Title – Montelle’s View
Mixed Media on Canvas
Montelle’s view tells a story. The setting is Christ Church off Old Hickory near Nippers Corner in Nashville Tennessee. Montelle, Pastor Hardwick’s wife always sat at the top of the left descending balcony. Montelle, always surrounded by family and old friends, watched over her husband as he preached. Her husband Pastor Hardwick, lead the church choir in old time hymns, made the congregation roll in laughter, challenged them to improve, or consoled them in times of mourning.
Montelle and the Pastor met as teenagers and have been in love ever since. She had supported him for many years before I was born and to hear them talk would correct and advise him when he needed it. Besides keeping the Pastor straight, her job in the church was to bring hope and encouragement to the down hearted, to hug those starving for attention, to shepherd young girls and women, and to “exemplify” her Husband’s messages for the rest of us to follow.
Montelle was never without a word of hope and encouragement and this is where she sat as she guarded the congregation with her prayers. I being one of the ushers in the balcony would always pass Montelle as I brought the offering forward – this was the picture that I saw during those times.
Montelle fought a kidney problem for most of the years I knew her and ultimately died from it.

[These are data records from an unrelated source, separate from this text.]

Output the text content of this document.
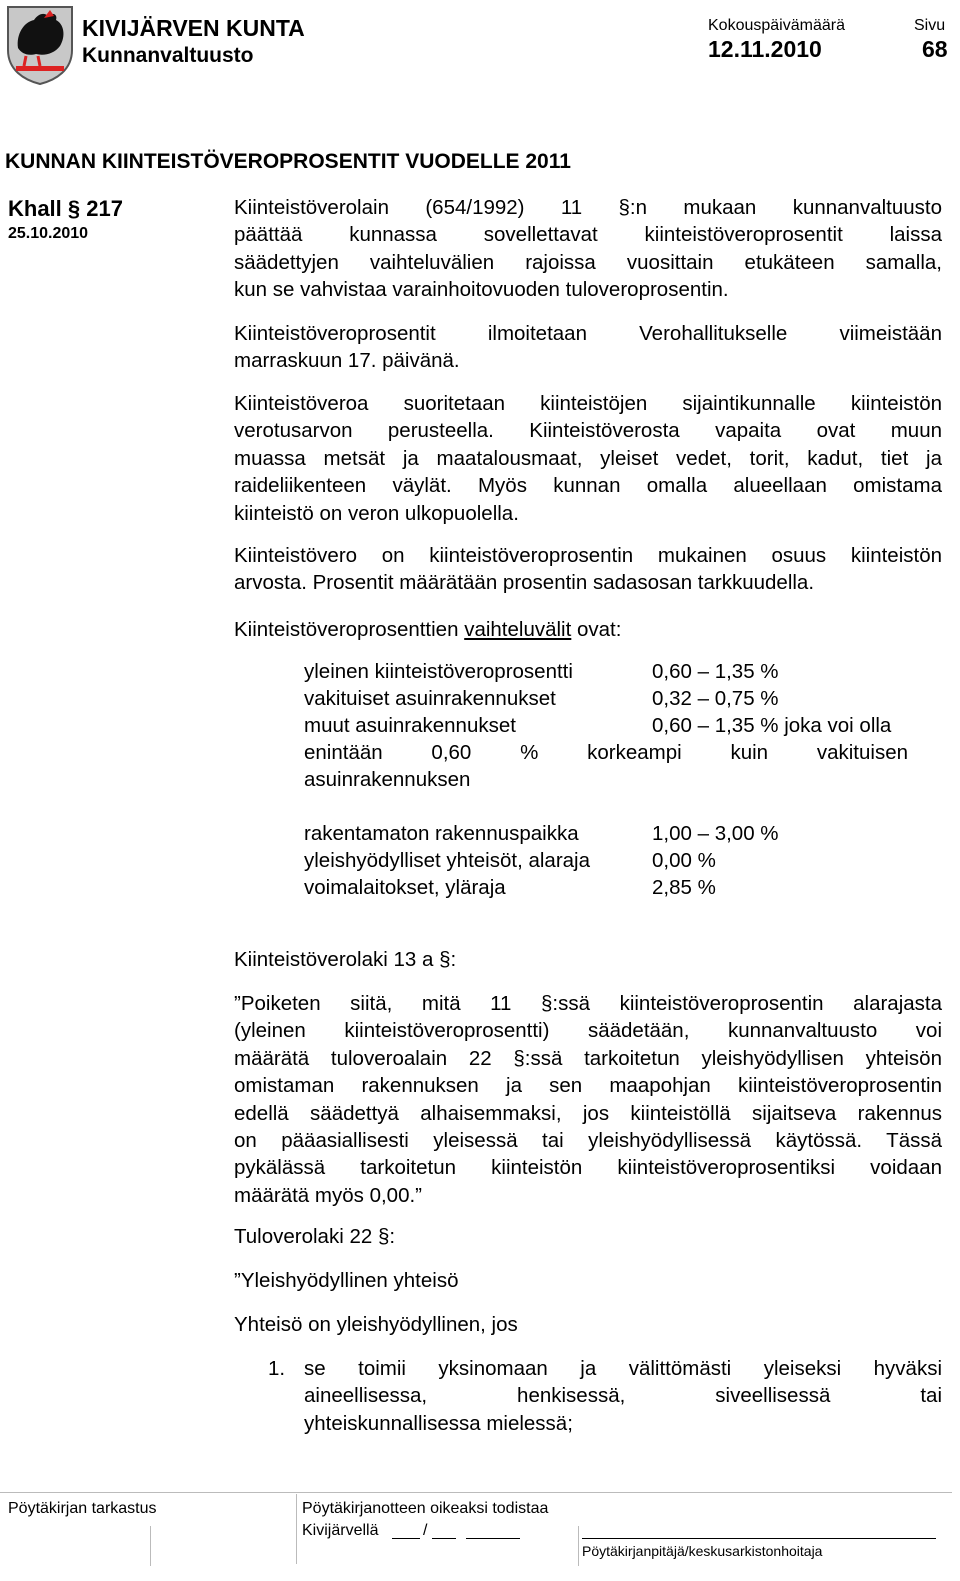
KIVIJÄRVEN KUNTA
Kunnanvaltuusto
Kokouspäivämäärä
12.11.2010
Sivu
68
KUNNAN KIINTEISTÖVEROPROSENTIT VUODELLE 2011
Khall § 217
25.10.2010
Kiinteistöverolain (654/1992) 11 §:n mukaan kunnanvaltuusto
päättää kunnassa sovellettavat kiinteistöveroprosentit laissa
säädettyjen vaihteluvälien rajoissa vuosittain etukäteen samalla,
kun se vahvistaa varainhoitovuoden tuloveroprosentin.
Kiinteistöveroprosentit ilmoitetaan Verohallitukselle viimeistään
marraskuun 17. päivänä.
Kiinteistöveroa suoritetaan kiinteistöjen sijaintikunnalle kiinteistön
verotusarvon perusteella. Kiinteistöverosta vapaita ovat muun
muassa metsät ja maatalousmaat, yleiset vedet, torit, kadut, tiet ja
raideliikenteen väylät. Myös kunnan omalla alueellaan omistama
kiinteistö on veron ulkopuolella.
Kiinteistövero on kiinteistöveroprosentin mukainen osuus kiinteistön
arvosta. Prosentit määrätään prosentin sadasosan tarkkuudella.
Kiinteistöveroprosenttien vaihteluvälit ovat:
yleinen kiinteistöveroprosentti	0,60 – 1,35 %
vakituiset asuinrakennukset	0,32 – 0,75 %
muut asuinrakennukset	0,60 – 1,35 % joka voi olla
enintään 0,60 % korkeampi kuin vakituisen
asuinrakennuksen
rakentamaton rakennuspaikka	1,00 – 3,00 %
yleishyödylliset yhteisöt, alaraja	0,00 %
voimalaitokset, yläraja	2,85 %
Kiinteistöverolaki 13 a §:
”Poiketen siitä, mitä 11 §:ssä kiinteistöveroprosentin alarajasta
(yleinen kiinteistöveroprosentti) säädetään, kunnanvaltuusto voi
määrätä tuloveroalain 22 §:ssä tarkoitetun yleishyödyllisen yhteisön
omistaman rakennuksen ja sen maapohjan kiinteistöveroprosentin
edellä säädettyä alhaisemmaksi, jos kiinteistöllä sijaitseva rakennus
on pääasiallisesti yleisessä tai yleishyödyllisessä käytössä. Tässä
pykälässä tarkoitetun kiinteistön kiinteistöveroprosentiksi voidaan
määrätä myös 0,00.”
Tuloverolaki 22 §:
”Yleishyödyllinen yhteisö
Yhteisö on yleishyödyllinen, jos
1. se toimii yksinomaan ja välittömästi yleiseksi hyväksi
aineellisessa, henkisessä, siveellisessä tai
yhteiskunnallisessa mielessä;
Pöytäkirjan tarkastus	Pöytäkirjanotteen oikeaksi todistaa
Kivijärvellä	/
Pöytäkirjanpitäjä/keskusarkistonhoitaja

Her sickness might have controlled her body and schedule but she never complained about her problems as she helped others face theirs. Of course, the Bible in the picture – turned to Proverbs 31:10-31.
This Impressionistic Painting was designed to look similar to a Krause Painting hanging at Christ Church and is the cover of the first Love Letters from God Book. Theresa Heflin the author of the book would spend time reading the Bible, then go for a walk, and meditate on God’s word. After her walk, she would write down what she felt God was saying to her. Weeks after she started doing this she found what looked like a series of “Love Letters From God.” Others who have read her books had similar experiences. She wrote about 365 letters a year.